According to an eyetracking study by the Poyner Institute, the shift within newspapers towards focusing on more digital consumer participation makes a lot of sense:
- Online participants read an average 77% of an article versus the 62% within broadsheet and 57% within tabloids.
- People consuming news digitally also read more regardless of the length of the article.
And, people are taking advantage of this by personalizing the news for themselves:
- Digg Newswire and Redditt both allow consumers to act as an editor by voting news stories up and down depending on the topic and its relevancy to the individual.
- Trove creates personalized content based on individual user’s interests. It instantly builds a user’s personal home page by matching its channels to the user’s Facebook likes and interests. It then searches and analyzes articles and blog posts to find entities – people, places, things, or concepts – in text. Based on what it finds, Trove classifies the article into one or more of hundreds of topics.
- XYDO is a news-based social network. It focuses on the social endorsement, prioritization and engagement of news. XYDO provides users with a prioritized view of articles/features, editorials, blogs and other news being shared within their social graphs, together with the ability to observe and track broad global news trends and specialized domain-specific trends. Personalized news emails, the XYDO brief, are sent to the users regularly.

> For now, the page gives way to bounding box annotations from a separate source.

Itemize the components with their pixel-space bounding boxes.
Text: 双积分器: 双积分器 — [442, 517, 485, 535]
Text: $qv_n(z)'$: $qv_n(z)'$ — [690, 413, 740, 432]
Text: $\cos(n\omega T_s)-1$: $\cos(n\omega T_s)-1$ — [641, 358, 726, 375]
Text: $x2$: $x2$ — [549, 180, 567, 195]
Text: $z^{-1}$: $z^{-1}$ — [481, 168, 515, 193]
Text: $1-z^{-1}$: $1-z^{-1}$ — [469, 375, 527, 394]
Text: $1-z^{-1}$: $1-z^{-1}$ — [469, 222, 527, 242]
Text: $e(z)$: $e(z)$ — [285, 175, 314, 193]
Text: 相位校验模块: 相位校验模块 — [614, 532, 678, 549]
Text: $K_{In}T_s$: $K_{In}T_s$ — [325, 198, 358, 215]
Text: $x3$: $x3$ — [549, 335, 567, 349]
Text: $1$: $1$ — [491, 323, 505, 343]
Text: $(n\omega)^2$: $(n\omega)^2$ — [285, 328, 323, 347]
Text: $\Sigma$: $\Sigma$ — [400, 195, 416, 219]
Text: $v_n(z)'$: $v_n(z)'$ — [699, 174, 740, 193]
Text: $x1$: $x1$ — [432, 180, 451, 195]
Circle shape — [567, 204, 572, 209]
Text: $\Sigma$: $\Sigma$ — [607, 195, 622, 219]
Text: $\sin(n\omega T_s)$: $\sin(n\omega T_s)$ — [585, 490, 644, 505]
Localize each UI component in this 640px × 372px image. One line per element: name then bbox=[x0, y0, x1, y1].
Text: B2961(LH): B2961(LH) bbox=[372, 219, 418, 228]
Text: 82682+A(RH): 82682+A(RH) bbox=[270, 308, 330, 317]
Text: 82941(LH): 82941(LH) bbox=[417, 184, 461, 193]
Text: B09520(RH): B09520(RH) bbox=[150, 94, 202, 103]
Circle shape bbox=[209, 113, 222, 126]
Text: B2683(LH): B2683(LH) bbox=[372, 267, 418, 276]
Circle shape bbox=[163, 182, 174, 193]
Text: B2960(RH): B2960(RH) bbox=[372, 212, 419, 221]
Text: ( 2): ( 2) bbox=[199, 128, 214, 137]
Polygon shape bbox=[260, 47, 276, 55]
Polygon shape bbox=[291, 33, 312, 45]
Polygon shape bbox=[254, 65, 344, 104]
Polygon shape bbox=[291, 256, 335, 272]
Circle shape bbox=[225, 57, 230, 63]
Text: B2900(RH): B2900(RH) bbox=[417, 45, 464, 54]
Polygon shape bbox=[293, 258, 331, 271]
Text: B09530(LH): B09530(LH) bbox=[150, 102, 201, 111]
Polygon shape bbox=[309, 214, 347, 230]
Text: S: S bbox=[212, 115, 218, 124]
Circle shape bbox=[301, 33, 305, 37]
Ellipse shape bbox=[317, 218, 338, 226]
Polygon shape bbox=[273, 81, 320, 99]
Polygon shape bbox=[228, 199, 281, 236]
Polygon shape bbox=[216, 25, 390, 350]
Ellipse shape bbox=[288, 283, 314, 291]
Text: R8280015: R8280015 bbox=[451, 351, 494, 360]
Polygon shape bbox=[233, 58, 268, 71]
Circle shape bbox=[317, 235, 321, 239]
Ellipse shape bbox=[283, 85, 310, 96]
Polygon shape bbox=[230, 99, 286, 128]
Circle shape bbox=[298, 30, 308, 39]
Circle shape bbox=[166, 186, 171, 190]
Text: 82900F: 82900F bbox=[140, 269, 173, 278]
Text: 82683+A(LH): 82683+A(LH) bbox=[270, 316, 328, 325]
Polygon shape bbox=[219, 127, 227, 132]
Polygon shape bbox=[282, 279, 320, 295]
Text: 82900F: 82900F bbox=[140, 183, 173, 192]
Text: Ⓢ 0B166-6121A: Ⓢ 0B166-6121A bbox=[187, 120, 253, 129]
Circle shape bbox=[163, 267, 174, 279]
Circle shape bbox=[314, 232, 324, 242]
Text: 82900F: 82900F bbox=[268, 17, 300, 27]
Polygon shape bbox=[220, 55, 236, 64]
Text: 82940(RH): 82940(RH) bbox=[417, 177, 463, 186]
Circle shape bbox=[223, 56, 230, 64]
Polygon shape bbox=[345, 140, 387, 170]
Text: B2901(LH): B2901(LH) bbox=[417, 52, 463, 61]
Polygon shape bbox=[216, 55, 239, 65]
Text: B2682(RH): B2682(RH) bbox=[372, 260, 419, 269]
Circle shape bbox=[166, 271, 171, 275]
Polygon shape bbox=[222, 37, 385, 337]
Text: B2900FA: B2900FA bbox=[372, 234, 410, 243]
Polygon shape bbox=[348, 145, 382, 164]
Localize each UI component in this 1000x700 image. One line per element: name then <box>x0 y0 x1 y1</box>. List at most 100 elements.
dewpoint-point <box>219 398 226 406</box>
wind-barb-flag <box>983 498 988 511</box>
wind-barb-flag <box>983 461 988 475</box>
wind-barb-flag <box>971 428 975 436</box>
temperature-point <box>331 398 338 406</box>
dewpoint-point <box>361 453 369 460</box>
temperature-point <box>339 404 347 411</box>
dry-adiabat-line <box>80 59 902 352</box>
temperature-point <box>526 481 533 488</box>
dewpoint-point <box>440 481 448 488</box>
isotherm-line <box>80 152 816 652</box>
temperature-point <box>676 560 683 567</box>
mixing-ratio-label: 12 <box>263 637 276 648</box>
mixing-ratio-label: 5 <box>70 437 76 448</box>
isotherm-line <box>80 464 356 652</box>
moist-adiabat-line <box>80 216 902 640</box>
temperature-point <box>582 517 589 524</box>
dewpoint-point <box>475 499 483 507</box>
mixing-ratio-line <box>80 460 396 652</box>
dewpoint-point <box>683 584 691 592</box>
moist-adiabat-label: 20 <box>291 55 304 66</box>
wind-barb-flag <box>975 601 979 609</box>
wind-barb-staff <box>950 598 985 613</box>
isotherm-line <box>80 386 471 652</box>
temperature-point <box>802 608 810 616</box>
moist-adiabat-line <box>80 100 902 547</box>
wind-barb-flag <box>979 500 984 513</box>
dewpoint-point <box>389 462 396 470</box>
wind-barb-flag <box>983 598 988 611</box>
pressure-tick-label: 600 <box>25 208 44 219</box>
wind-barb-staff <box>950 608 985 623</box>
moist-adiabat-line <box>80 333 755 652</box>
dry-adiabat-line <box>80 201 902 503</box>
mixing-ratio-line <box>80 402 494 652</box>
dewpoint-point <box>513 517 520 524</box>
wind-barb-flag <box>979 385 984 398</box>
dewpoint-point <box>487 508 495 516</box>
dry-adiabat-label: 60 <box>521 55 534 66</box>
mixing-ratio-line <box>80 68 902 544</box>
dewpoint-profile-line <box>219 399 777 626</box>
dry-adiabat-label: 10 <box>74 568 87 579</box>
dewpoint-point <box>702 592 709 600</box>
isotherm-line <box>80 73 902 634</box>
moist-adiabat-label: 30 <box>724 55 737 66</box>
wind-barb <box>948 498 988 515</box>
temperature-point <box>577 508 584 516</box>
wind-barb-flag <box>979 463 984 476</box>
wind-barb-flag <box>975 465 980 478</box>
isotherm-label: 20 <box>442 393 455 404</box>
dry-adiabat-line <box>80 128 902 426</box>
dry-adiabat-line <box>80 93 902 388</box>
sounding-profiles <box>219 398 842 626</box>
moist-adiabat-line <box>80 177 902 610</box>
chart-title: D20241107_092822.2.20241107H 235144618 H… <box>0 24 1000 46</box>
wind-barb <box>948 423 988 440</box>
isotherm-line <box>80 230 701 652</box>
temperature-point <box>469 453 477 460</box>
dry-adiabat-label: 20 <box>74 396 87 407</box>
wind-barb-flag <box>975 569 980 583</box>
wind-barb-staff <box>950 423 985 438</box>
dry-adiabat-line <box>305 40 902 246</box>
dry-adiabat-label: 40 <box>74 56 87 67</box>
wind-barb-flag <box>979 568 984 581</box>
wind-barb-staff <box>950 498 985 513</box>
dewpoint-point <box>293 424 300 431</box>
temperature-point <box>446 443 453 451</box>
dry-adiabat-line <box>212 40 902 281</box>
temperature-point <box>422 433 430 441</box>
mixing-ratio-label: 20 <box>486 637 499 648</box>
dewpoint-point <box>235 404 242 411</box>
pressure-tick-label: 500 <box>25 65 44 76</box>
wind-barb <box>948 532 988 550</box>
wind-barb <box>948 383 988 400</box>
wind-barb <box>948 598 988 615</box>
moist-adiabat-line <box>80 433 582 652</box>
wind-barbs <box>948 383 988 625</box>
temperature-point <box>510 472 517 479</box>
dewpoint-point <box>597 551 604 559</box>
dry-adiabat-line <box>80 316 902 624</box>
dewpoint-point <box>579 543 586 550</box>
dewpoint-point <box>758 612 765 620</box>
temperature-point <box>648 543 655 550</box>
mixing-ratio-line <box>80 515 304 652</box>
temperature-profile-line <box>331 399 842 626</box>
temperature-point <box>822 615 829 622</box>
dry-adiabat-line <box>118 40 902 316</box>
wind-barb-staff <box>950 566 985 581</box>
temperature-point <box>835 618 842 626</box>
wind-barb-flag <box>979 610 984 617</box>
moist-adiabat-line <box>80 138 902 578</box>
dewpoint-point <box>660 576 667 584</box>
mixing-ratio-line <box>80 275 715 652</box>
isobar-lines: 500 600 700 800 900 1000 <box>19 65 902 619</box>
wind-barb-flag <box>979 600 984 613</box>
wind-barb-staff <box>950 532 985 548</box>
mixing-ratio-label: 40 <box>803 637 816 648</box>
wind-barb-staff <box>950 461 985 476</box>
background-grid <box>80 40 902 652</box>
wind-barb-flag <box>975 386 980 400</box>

Newspapers are also adapting to find real time, socially curated content. For example, New York Daily News is now requiring that every editorial computer has tweetdeck installed on it. This was mandated by Scott Cohen, the New York Daily News’ digital executive editor. Even more interestingly, the Guardian just began an experiment in which consumers helped curate the news. Beginning Oct 11th, the newspaper began publishing a live account of its news diary online, allowing consumers to see the scheduled news of the day as well as any upcoming breaking news. Consumers were encouraged to tell editors what they thought about individual stories and suggested stories using Twitter by tweeting with the hashtag #opennews. They could also follow the editor’s opinions about stories in a Twitter feed and add their own opinions to the conversation by tweeting to the hashtag #opennews. Editors dropped stories in the queue that received a lukewarm response. The purpose of the experiment was to increase readership, online conversation and positive sentiment around the Guardian’s news.
And, tools are coming out that change the definition of what it means to be a journalist. For example, Public Laboratory is creating a number of tools that are available to allow anyone to cover the news. These tools can take aerial photos or video of an event or story. These tools are facilitating the means for anyone to tell their story from a different standpoint.
However, this evolution in the news begs a question. Does news that is created or influenced by the informed public elevate certain stories like celebrity gossip over others such as the protests in Syria? Or, does it allow for truly unbiased reporting or information gathering? There are examples that point to both options as possible and indicate that the answer will probably lie somewhere in between. It feels like time will tell.